As demonstrated by van Dam et al. in 2011, intraoperative tumour-targeted fluorescence image-guided surgery has the potential to improve the degree of cytoreduction and improve survival in patients with advanced ovarian cancer [16,18,19]. While FR demonstrates high expression in EOC, it is not expressed ubiquitously in all EOC patients. Indeed, a study of tumour samples from 2801 patients in the Ovarian Tumour Tissue Analysis (OTTA) consortium found FR expression ranged from 76% in HGSOC to 11% in mucinous carcinomas [43]. While no such studies have investigated CD24 expression in such a large patient cohort, this data highlights the need for additional targets for FIGS applications in clinically heterogeneous cohorts. Furthermore, FR expression is associated with increased overall survival [43], with no major changes in receptor expression in matched pre- and post-treatment biopsy samples [44]. In contrast, CD24 is a known cancer stem cell marker [24], promotes motility and metastasis [45] and is a predictor of tumour recurrence [46]. Thus, a CD24 targeted FIGS probe could be multiplexed with a FRα contrast reagent to increase tumour delineation in primary cytoreductive surgery. Finally, CD24 FIGS probe could be an excellent candidate for secondary debulkment protocols [47].
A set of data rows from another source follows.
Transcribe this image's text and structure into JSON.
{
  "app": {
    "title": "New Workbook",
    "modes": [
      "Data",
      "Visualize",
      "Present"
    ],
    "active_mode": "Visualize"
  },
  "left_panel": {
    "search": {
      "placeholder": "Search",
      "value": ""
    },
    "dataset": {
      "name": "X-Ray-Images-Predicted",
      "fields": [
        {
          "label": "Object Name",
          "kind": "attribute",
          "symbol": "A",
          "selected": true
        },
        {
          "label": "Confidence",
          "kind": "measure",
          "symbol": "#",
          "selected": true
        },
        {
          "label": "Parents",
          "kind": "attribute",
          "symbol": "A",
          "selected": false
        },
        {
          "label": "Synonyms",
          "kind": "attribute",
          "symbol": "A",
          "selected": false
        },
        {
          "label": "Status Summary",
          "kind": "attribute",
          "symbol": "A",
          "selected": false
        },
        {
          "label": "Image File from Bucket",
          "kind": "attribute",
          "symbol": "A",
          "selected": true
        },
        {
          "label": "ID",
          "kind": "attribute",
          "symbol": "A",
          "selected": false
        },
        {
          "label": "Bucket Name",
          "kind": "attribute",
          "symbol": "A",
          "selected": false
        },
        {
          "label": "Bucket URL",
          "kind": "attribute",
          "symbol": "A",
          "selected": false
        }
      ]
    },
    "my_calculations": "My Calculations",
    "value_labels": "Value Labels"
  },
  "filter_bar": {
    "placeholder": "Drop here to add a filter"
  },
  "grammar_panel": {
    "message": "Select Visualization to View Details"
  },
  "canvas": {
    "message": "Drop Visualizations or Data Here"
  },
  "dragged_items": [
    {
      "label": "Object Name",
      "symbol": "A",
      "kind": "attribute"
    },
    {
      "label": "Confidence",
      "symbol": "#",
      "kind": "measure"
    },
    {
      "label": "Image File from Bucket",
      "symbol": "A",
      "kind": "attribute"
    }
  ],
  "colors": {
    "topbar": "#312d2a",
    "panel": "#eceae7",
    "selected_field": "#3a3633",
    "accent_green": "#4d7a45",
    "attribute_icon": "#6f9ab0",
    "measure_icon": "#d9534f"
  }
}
We have demonstrated that CD24-targeted fluorescence image-guided surgery significantly improved cytoreduction in clinically relevant orthotopic models of high-grade serous ovarian carcinoma, and we have demonstrated the ability of CD24-AF750 to identify metastatic lesions in various heterogenous patient-derived xenograft models. The addition of CD24 as a promising biomarker for the application of fluorescence-guided surgery can aid further delineation of metastases and be of greater benefit to ovarian cancer patients with poor prognosis.

Declaration of Competing Interest

The authors declare that they have no conflicts of interest.